WEATHER: Yesterday, Friday April 20th, presented with 4″ of new snow.The temp ranged from 30- 33F.

Early Saturday Morning Tanka after a bleak week:

Not sullen but Sun.
Shadows of apple trees
claim the snowy bank.
No squirrels, no wind, a raven
who strikes the clapboards, retreats.

HOW’S IT RUNNING? Once again yesterday the bucket taps ran well while the tubing  taps slept. Could it be elevation, since the bucket trees are lower than all of the tubing trees?

We’re not alone in scratching our heads over why the sap hasn’t run better in April. It’s not just our trees, or our type of taps, or our micro-weather. As is always the case – but we forget –  our experience echoes someone else’s experience. Regional trends emerge. For example, most sugarers are making much lighter syrup this year than they did in 2017.

 

These brothers live alone out in the sticks (at the top a steep, brushy climb from Penn Station). Drawing: Ana Lucia Fernandez

 

What sugarmakers wish for tends to align with others’ wishes. It’s not original thinking but it can be expressed a few different ways:

“I am hoping we hit our goal and then it gets really warm and just ends it.” -Ben Wilcox of Amber Ridge Maple in Underhill.

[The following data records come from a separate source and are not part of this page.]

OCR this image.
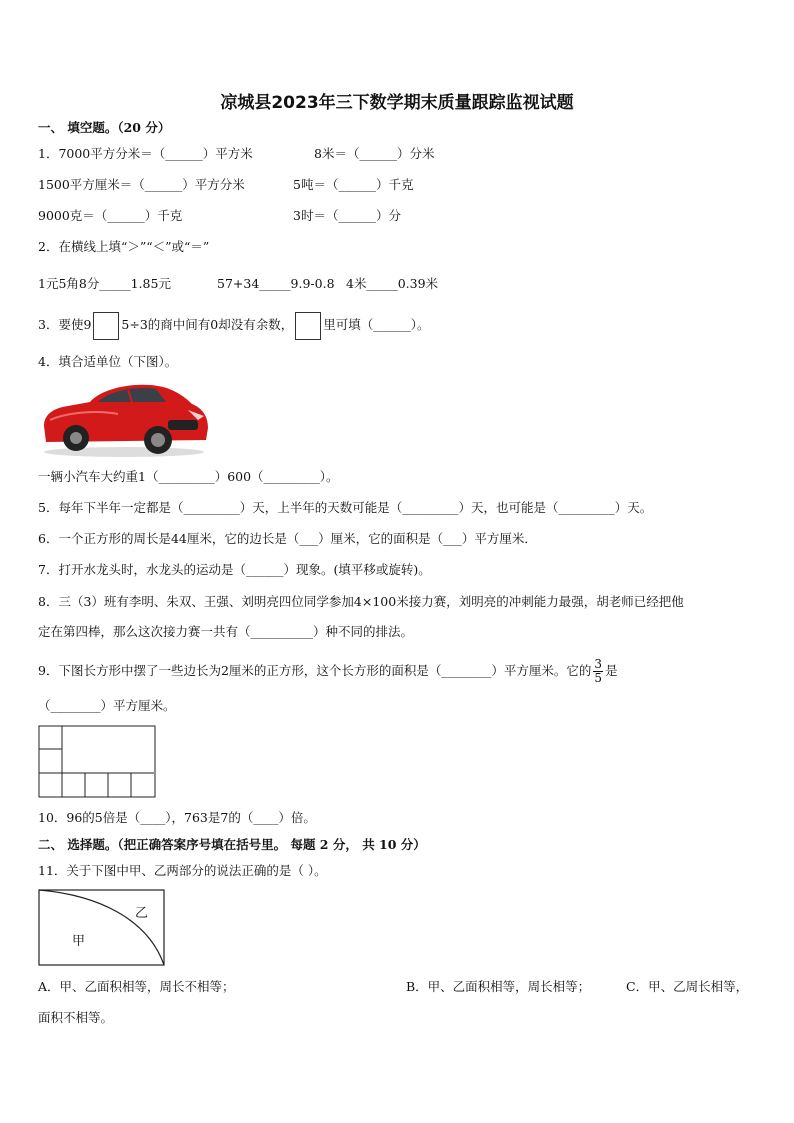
凉城县2023年三下数学期末质量跟踪监视试题
一、 填空题。（20 分）
1．7000平方分米＝（______）平方米	8米＝（______）分米
1500平方厘米＝（______）平方分米	5吨＝（______）千克
9000克＝（______）千克	3时＝（______）分
2．在横线上填“＞”“＜”或“＝”
1元5角8分_____1.85元	57+34_____9.9-0.8 4米_____0.39米
3．要使9 5÷3的商中间有0却没有余数， 里可填（______）。
4．填合适单位（下图）。
一辆小汽车大约重1（_________）600（_________）。
5．每年下半年一定都是（_________）天，上半年的天数可能是（_________）天，也可能是（_________）天。
6．一个正方形的周长是44厘米，它的边长是（___）厘米，它的面积是（___）平方厘米．
7．打开水龙头时，水龙头的运动是（______）现象。(填平移或旋转)。
8．三（3）班有李明、朱双、王强、刘明亮四位同学参加4×100米接力赛，刘明亮的冲刺能力最强，胡老师已经把他
定在第四棒，那么这次接力赛一共有（__________）种不同的排法。
9．下图长方形中摆了一些边长为2厘米的正方形，这个长方形的面积是（________）平方厘米。它的 $\frac{3}{5}$ 是
（________）平方厘米。
10．96的5倍是（____），763是7的（____）倍。
二、 选择题。（把正确答案序号填在括号里。 每题 2 分， 共 10 分）
11．关于下图中甲、乙两部分的说法正确的是（ ）。
甲
乙
A．甲、乙面积相等，周长不相等；	B．甲、乙面积相等，周长相等；	C．甲、乙周长相等，
面积不相等。
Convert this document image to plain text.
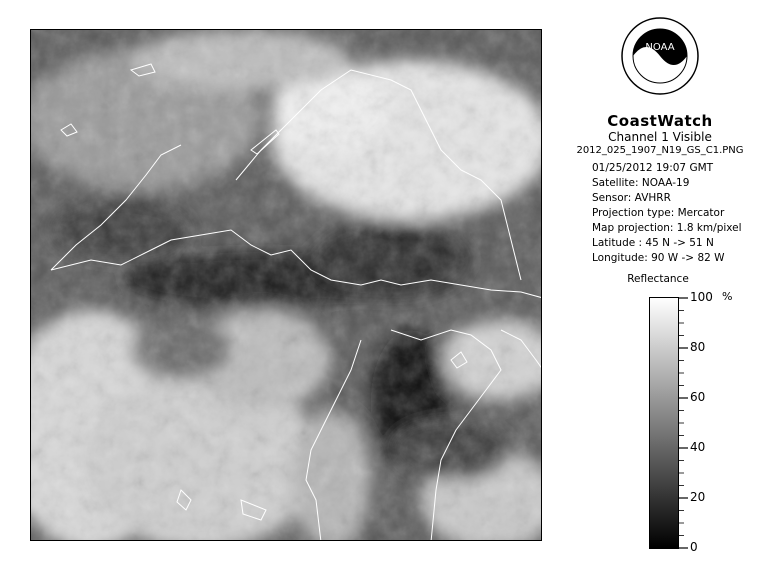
NOAA
CoastWatch
Channel 1 Visible
2012_025_1907_N19_GS_C1.PNG
01/25/2012 19:07 GMT
Satellite: NOAA-19
Sensor: AVHRR
Projection type: Mercator
Map projection: 1.8 km/pixel
Latitude : 45 N -> 51 N
Longitude: 90 W -> 82 W
Reflectance
%
100
80
60
40
20
0
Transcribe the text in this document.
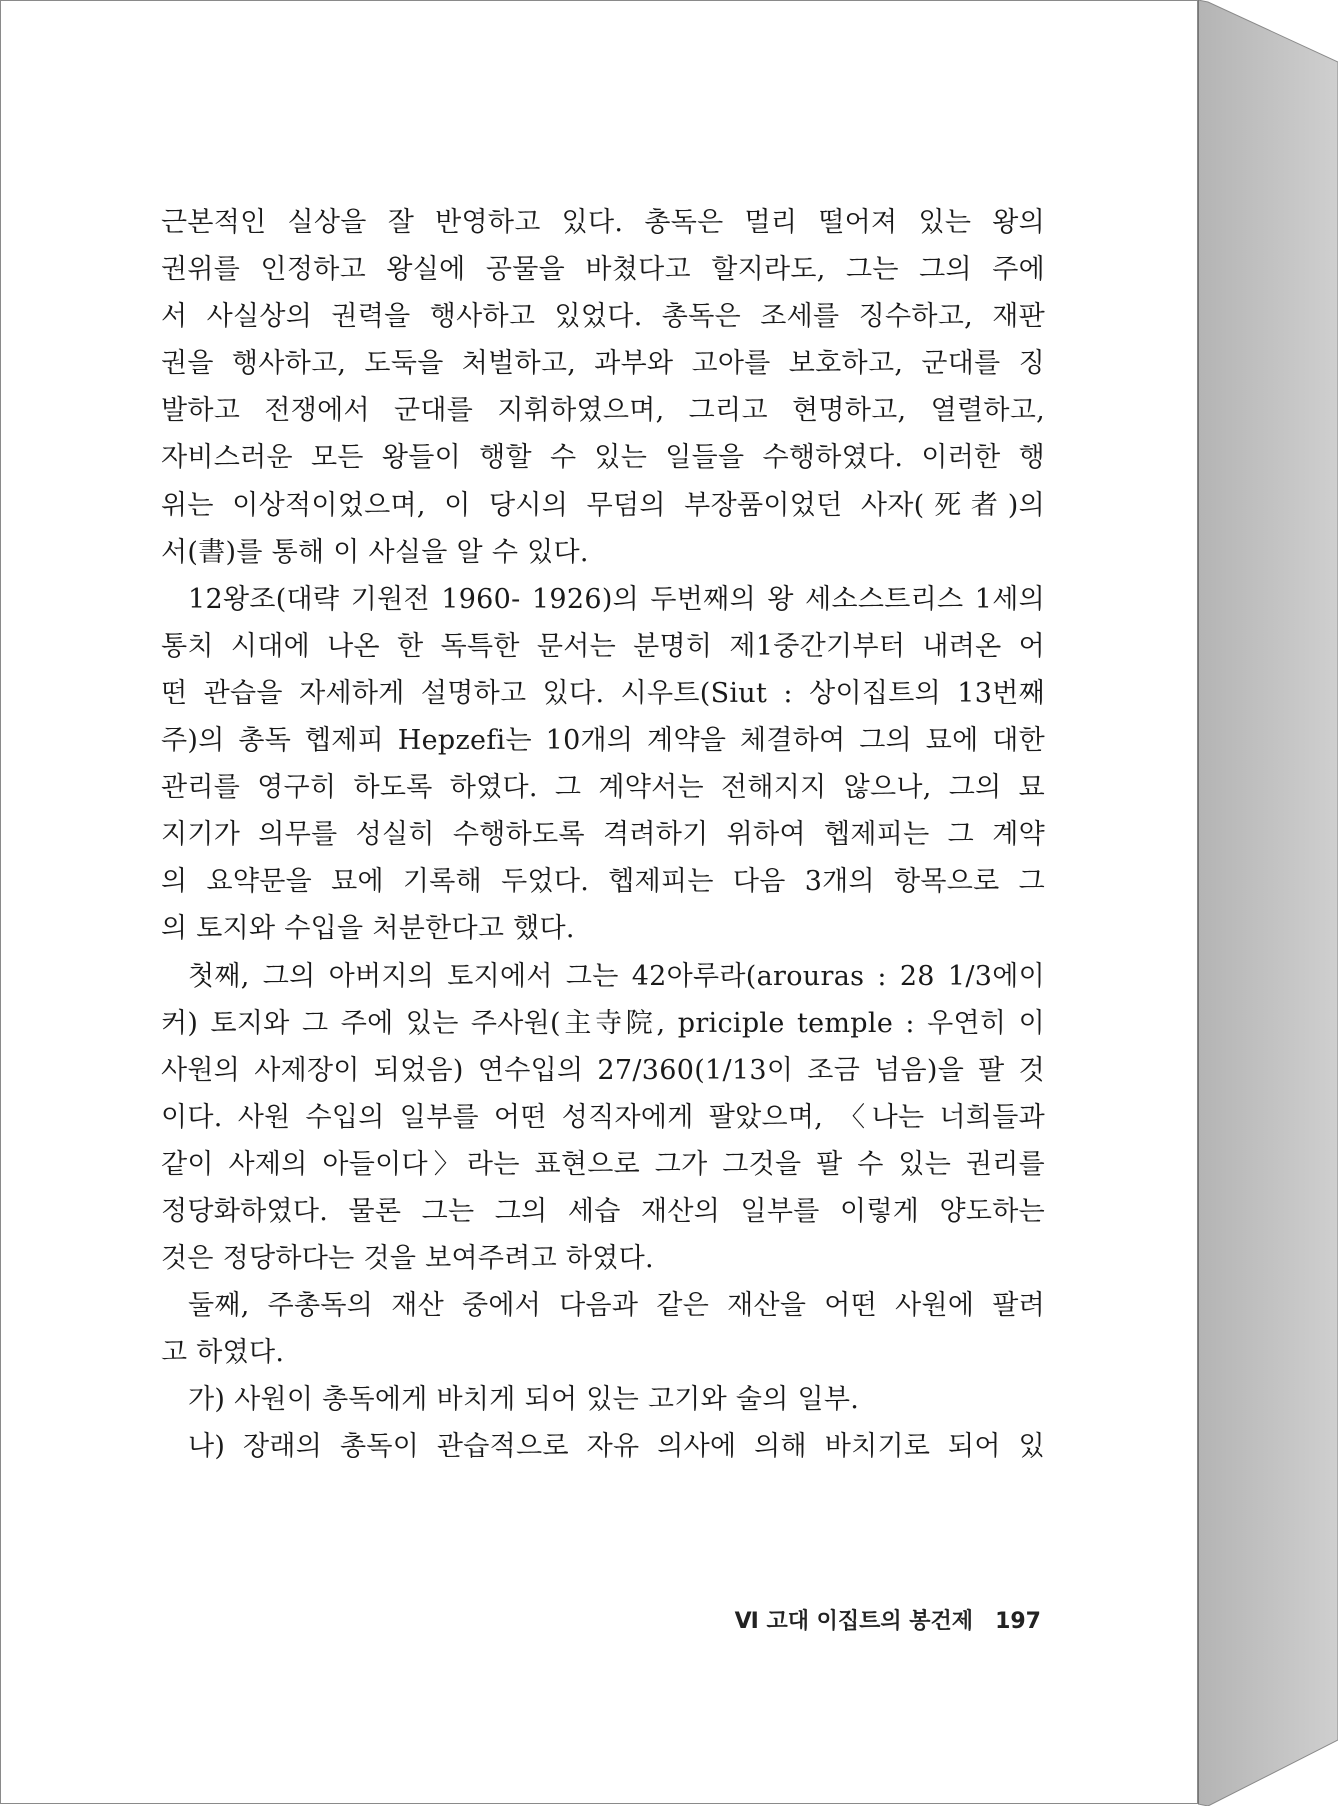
근본적인 실상을 잘 반영하고 있다. 총독은 멀리 떨어져 있는 왕의
권위를 인정하고 왕실에 공물을 바쳤다고 할지라도, 그는 그의 주에
서 사실상의 권력을 행사하고 있었다. 총독은 조세를 징수하고, 재판
권을 행사하고, 도둑을 처벌하고, 과부와 고아를 보호하고, 군대를 징
발하고 전쟁에서 군대를 지휘하였으며, 그리고 현명하고, 열렬하고,
자비스러운 모든 왕들이 행할 수 있는 일들을 수행하였다. 이러한 행
위는 이상적이었으며, 이 당시의 무덤의 부장품이었던 사자(死者)의
서(書)를 통해 이 사실을 알 수 있다.
12왕조(대략 기원전 1960- 1926)의 두번째의 왕 세소스트리스 1세의
통치 시대에 나온 한 독특한 문서는 분명히 제1중간기부터 내려온 어
떤 관습을 자세하게 설명하고 있다. 시우트(Siut : 상이집트의 13번째
주)의 총독 헵제피 Hepzefi는 10개의 계약을 체결하여 그의 묘에 대한
관리를 영구히 하도록 하였다. 그 계약서는 전해지지 않으나, 그의 묘
지기가 의무를 성실히 수행하도록 격려하기 위하여 헵제피는 그 계약
의 요약문을 묘에 기록해 두었다. 헵제피는 다음 3개의 항목으로 그
의 토지와 수입을 처분한다고 했다.
첫째, 그의 아버지의 토지에서 그는 42아루라(arouras : 28 1/3에이
커) 토지와 그 주에 있는 주사원(主寺院, priciple temple : 우연히 이
사원의 사제장이 되었음) 연수입의 27/360(1/13이 조금 넘음)을 팔 것
이다. 사원 수입의 일부를 어떤 성직자에게 팔았으며, 〈나는 너희들과
같이 사제의 아들이다〉라는 표현으로 그가 그것을 팔 수 있는 권리를
정당화하였다. 물론 그는 그의 세습 재산의 일부를 이렇게 양도하는
것은 정당하다는 것을 보여주려고 하였다.
둘째, 주총독의 재산 중에서 다음과 같은 재산을 어떤 사원에 팔려
고 하였다.
가) 사원이 총독에게 바치게 되어 있는 고기와 술의 일부.
나) 장래의 총독이 관습적으로 자유 의사에 의해 바치기로 되어 있
Ⅵ 고대 이집트의 봉건제 197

“Hoping for closure, or at least a finale.” – Freedle, Nebraska Knoll’s social media manager

“Wish the season would get going and then end for you.” -a blog reader

 

SILVA SOUNDINGS FROM CRAFTSBURY:

Stopped by John Moffatt Sugarhouse in Craftsbury. He has around 40 buckets. He used to have 6000 buckets and 4 draft horses. Buckets have been running really well the last couple days. -TS

 

SEVEN DAY NITER PRIMER, Day Five:  Early and mid-season syrup filters nicely through the cones, but the niter in dark syrup clogs them up. The syrup sits in the cones and cools off.  You must lift out the cone and pour the syrup into a clean cone, then quickly rinse the niter out of the soiled one. Often the dark syrup must be transferred three or four times. Sugarmakers with this old-style filter system dread making dark syrup. That slimy niter clogs the felts so darn fast!

MYSTERY PHOTO:

The six-toed wonder (not photo-shopped)

 

Saturday Morning Tanka, two hours later:

Snow melt pelts off the
east-facing side of the house.
There goes a whole slab.
When there’s that sheen on the snow
You know it’s sublimating.

Dear maple trees, what are you doing today?